From UPSC perspective, the following things are important :
Prelims level : Ajit Singh , Pagri Sambhal Movement
Mains level : Farmers agitation since colonial times
As a part of the ongoing farmers’ protest, groups across the country have celebrated February 23 as ‘Pagri Sambhal Diwas’.
Try this PYQ:
Q.What was the immediate cause for the launch of the Swadeshi movement?
(a) The partition of Bengal done by Lord Curzon.
(b) A sentence of 18 months rigorous imprisonment imposed on Lokmanya Tilak.
(c) The arrest and deportation of Lala Lajpat Rai and Ajit Singh; and passing of the Punjab Colonization Bill.
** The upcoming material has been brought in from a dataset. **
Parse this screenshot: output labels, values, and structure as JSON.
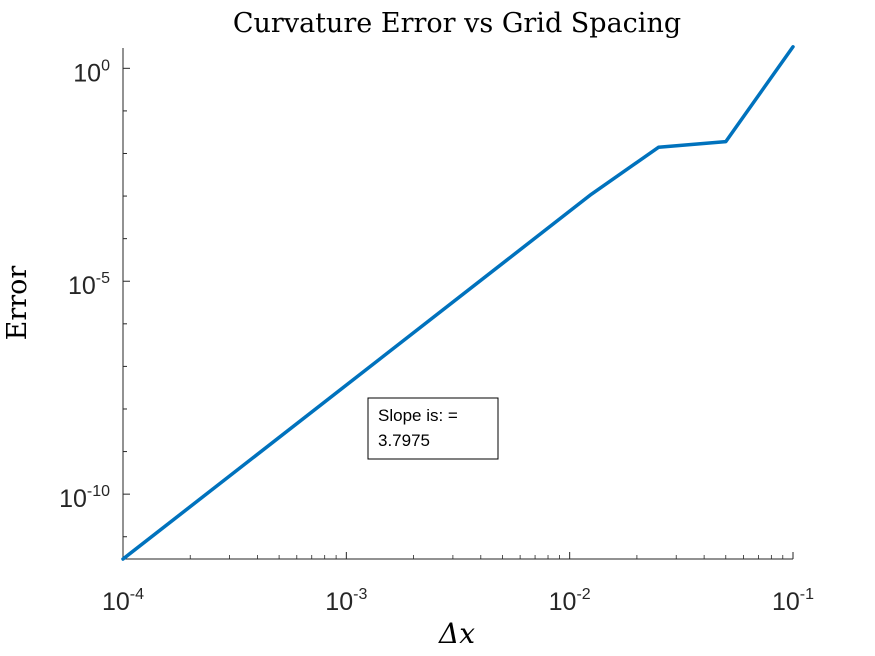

(d) Death sentence pronounced on the Chapekar brothers.
Pagri Sambhaal Movement
- Pagrhi Sambhaal Jatta was a successful farm agitation that forced the British government to repeal three laws related to agriculture back in 1907.
- Bhagat Singh’s uncle Ajit Singh was the force behind this agitation, and he wanted to channel people’s anger over the farm laws to topple the colonial government.
What were the ‘three laws’?
- The three farm-related acts at the centre of the storm in 1907 were the Punjab Land Alienation Act 1900, the Punjab Land Colonization Act 1906 and the Doab Bari Act.
- These acts would reduce farmers from owners to contractors of land, and gave the British government the right to take back the allotted land if the farmer even touched a tree in his field without permission.
- Amid resentment against the laws, Bhagat Singh’s father Kishan Singh and uncle Ajit Singh, with their revolutionary friend Ghasita Ram, formed the Bharat Mata Society.
- It worked to mobilise this unrest into a revolt against the British government.
Repeal of the laws
- Ajit Singh persuaded Congress leader Lala Lajpat Rai to come on the stage during a rally in Lyallpur on March 3, 1907, to protest against the laws.
- On sensing the popular resentment, the British made a minor amendment to the laws.
- The agitation couldn’t remain non-violent. Ajit Singh was booked for sedition after his speech at a public meeting in Rawalpindi on April 21, 1921.
- Violence erupted soon afterwards and the British government repealed the three controversial laws in May 1907.